Pnin iba por primera vez a Los Pinos, pero yo había estado allí antes. Pululaban en la propiedad rusos emigrados, liberales e intelectuales salidos de Rusia alrededor de 1920. Se les encontraba en cada mancha de sombra, sentados en bancos rústicos, discutiendo a escritores emigrados: Bunin, Aldanov, Sirin; tendidos en hamacas y con el rostro cubierto por la edición dominical de un periódico ruso, protegiéndose de las moscas al modo tradicional; sorbiendo té y mermelada en la veranda; caminando por los bosques y pensando si las setas locales serían o no comestibles.

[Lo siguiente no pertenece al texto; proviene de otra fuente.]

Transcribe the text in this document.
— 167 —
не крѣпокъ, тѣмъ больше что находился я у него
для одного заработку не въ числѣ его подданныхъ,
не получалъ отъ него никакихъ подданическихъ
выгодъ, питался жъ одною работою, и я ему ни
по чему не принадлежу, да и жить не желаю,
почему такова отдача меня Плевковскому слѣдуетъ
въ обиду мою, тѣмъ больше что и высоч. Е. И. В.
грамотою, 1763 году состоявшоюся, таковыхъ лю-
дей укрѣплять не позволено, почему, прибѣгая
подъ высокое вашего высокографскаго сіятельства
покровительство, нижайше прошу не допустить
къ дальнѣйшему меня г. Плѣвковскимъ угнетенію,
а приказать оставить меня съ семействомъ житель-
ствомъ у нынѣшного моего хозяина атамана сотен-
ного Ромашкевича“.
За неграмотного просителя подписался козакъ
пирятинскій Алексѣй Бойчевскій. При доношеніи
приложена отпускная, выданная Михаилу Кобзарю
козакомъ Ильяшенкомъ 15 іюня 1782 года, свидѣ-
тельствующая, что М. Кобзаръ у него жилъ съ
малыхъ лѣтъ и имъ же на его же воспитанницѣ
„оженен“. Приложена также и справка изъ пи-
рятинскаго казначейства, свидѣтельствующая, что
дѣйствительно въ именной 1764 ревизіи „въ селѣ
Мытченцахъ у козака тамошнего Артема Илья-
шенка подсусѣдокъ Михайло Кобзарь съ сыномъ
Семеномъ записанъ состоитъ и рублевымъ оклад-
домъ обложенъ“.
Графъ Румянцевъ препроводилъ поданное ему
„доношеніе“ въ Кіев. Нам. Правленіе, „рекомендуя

Samuil Lvovich Shpolyanski, caballero anciano, majestuosamente quieto, y el pequeño, excitable y tartamudo Conde Fyodor Nikitich Poroshin (ambos miembros de los heroicos Gobiernos Regionales formados, alrededor de 1920, por grupos democráticos en las provincias rusas para resistir a la dictadura bolchevique), recorrían la avenida de pinos y discutían sobre las tácticas que debían adoptarse en la próxima reunión conjunta del Comité de Rusia Libre, fundado por ellos en Nueva York, con otra organización anticomunista más joven. Desde un pabellón semiasfixiado por algarrobos llegaban fragmentos de un acalorado intercambio entre el profesor Bolotov, que enseñaba Historia de la Filosofía, y el profesor Chateau, que enseñaba Filosofía de la Historia.
—La realidad es la Duración — tronaba una voz, la de Bolotov.